In the Automatic Garden the plants are allowed to reseed for the next season. William Bartram’s Evening Primrose (Oenothera grandiflora) prolifically reseeded this year and the plants need to be thinned, transplanted and shared. It is important not to disturb the soil once plants have dropped their seeds.
The Swamp Sunflower has reseeded outside the wire fencing, but enough are in the bed so these can be removed.
Rocks are a favorite germination site for seeds. These Salvias will be returned to their bed.
Some plants seem to be able to reseed in just the right places as these Johnny- Jump-Ups did. Allowing plants to reseed on their own is an easy way to have a continuous supple of annuals for the garden. A few are pictured here, but the Automatic Garden reseeds zinnias, mealy blue sage, black-eyed Susans, wishbone plants, blanket flowers, ornamental peppers, dancing lady gingers, columbine, and cleome just to name a few.
Swamp Sunflower (Helianthus angustifolius). This bright bloomer started right at the beginning of fall to the delight of the bees. As its name implies, it likes a moist area. It grows up to 6 feet tall and is a prolific reseeder.
This Pam’s Pink Turks Cap desperately needed a trimming, but thankfully it was too hot to do the job and now it is loaded with flowers and buds.
White Rain Lilies (Zephyranthes candida) pop up every year around this time and each year there are more of them.
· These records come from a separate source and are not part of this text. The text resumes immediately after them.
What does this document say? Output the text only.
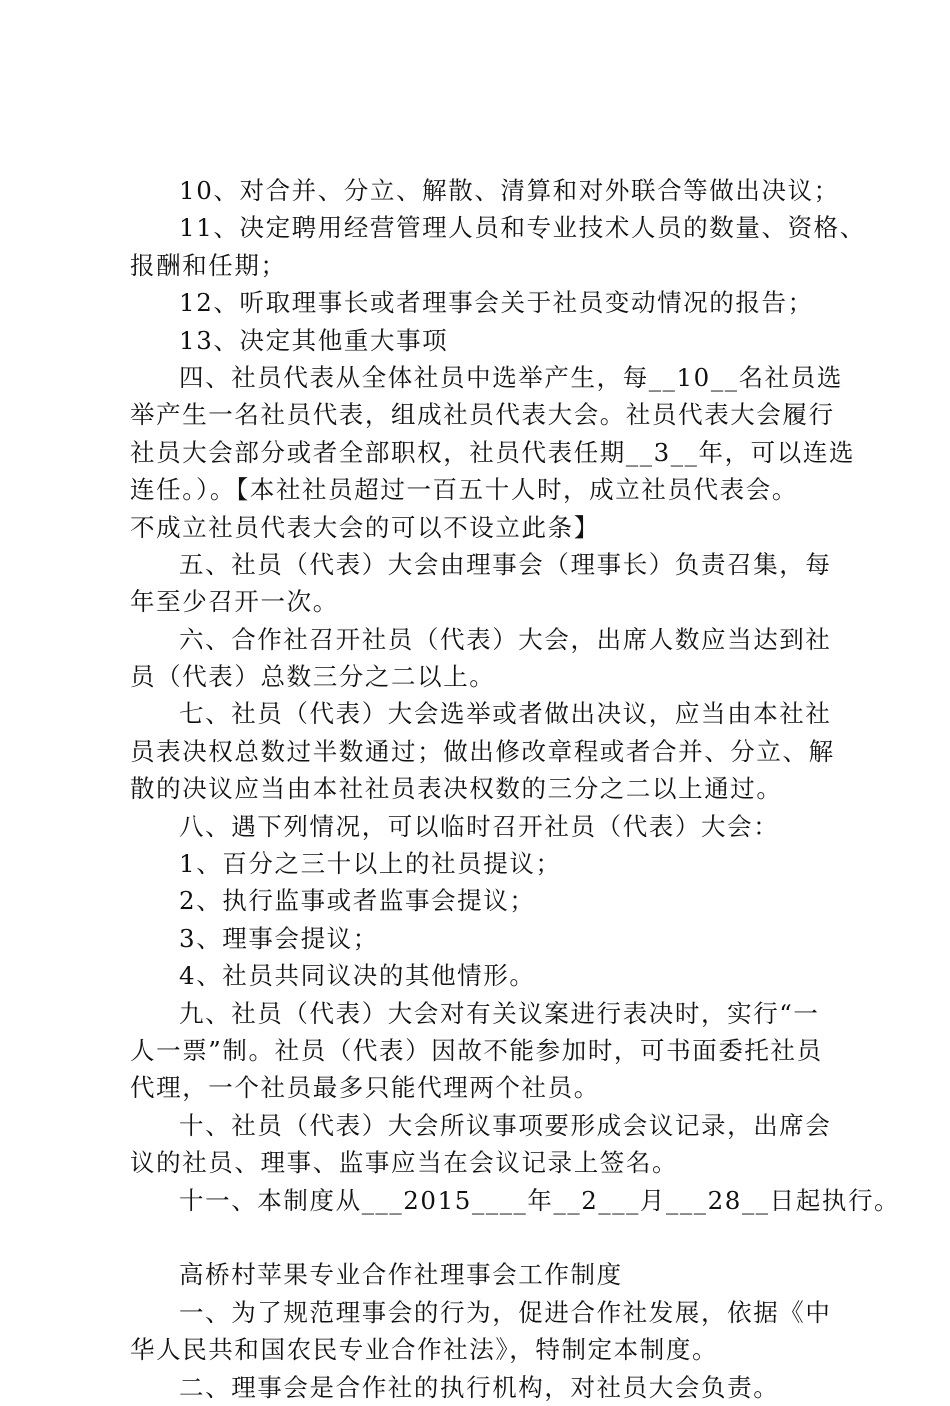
10、对合并、分立、解散、清算和对外联合等做出决议；
11、决定聘用经营管理人员和专业技术人员的数量、资格、
报酬和任期；
12、听取理事长或者理事会关于社员变动情况的报告；
13、决定其他重大事项
四、社员代表从全体社员中选举产生，每__10__名社员选
举产生一名社员代表，组成社员代表大会。社员代表大会履行
社员大会部分或者全部职权，社员代表任期__3__年，可以连选
连任。）。【本社社员超过一百五十人时，成立社员代表会。
不成立社员代表大会的可以不设立此条】
五、社员（代表）大会由理事会（理事长）负责召集，每
年至少召开一次。
六、合作社召开社员（代表）大会，出席人数应当达到社
员（代表）总数三分之二以上。
七、社员（代表）大会选举或者做出决议，应当由本社社
员表决权总数过半数通过；做出修改章程或者合并、分立、解
散的决议应当由本社社员表决权数的三分之二以上通过。
八、遇下列情况，可以临时召开社员（代表）大会：
1、百分之三十以上的社员提议；
2、执行监事或者监事会提议；
3、理事会提议；
4、社员共同议决的其他情形。
九、社员（代表）大会对有关议案进行表决时，实行“一
人一票”制。社员（代表）因故不能参加时，可书面委托社员
代理，一个社员最多只能代理两个社员。
十、社员（代表）大会所议事项要形成会议记录，出席会
议的社员、理事、监事应当在会议记录上签名。
十一、本制度从___2015____年__2___月___28__日起执行。
高桥村苹果专业合作社理事会工作制度
一、为了规范理事会的行为，促进合作社发展，依据《中
华人民共和国农民专业合作社法》，特制定本制度。
二、理事会是合作社的执行机构，对社员大会负责。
They are in the amaryllis family and can be separated and moved to new beds or shared with gardening friends. Wild ones grow around this area and they have a scent.
This Blue Salvia, the name has been lost, is always a reliable bloomer just when the butterflies and hummingbirds stop by on their journeys south.
This Red Salvia is just super, blooming in the spring and fall. It takes a break during summer.
Coleus Flowers are not very exciting, but the bees sure do like them. All of the Coleus were started by cuttings. It is just about time to start some for the winter. They do well in a sunny window and can be returned to the outdoors when the weather warms up.
Torenias (Torenia fournieri) has many names. Wishbone because of its stamens form a wishbone shape. It is also called Clown Flower, Summer pansy (we grow pansies in the winter here) and Bluewing. What ever you call it, it is a great little plant that takes partial shade and reseeds in the Automatic Garden.
Pentas ((Pentas lanceolata) had a lazy summer, but perked up for fall.
Wild ageratum (Eupatorium coelestinum) planted itself in the garden and is now in full bloom.
Firecracker (Russelia equisetiformis) growing in a pot low to the ground doesn’t stop hummers from visiting.
Butterfly Weed (Asclepias tuberosa) is blooming in time for Monarchs and hummingbirds.
Cigar plant (Cuphea micropetala) is hugely attractive to hummingbirds.
Pam’s Pink turk’s cap provides plenty of fuel.
Hummingbird Bush (Hamelia patens) is the number one favorite of hummingbirds.
Salvias. Bees need fuel too.
Weeping Bottlebrush (Callistemon viminalis) This tree just re-bloomed and is buzzing with hummers.
A hummingbird sitting still for a moment.
Fall is a great time of the year to be on the Gulf Coast. Hummingbirds and Monarch butterflies are passing through on their way to warmer winters. Today the garden was humming with six little Ruby Throats vying for fuel for the long trip ahead. Nature is in sync with the migration as many flowers re-bloom for the season.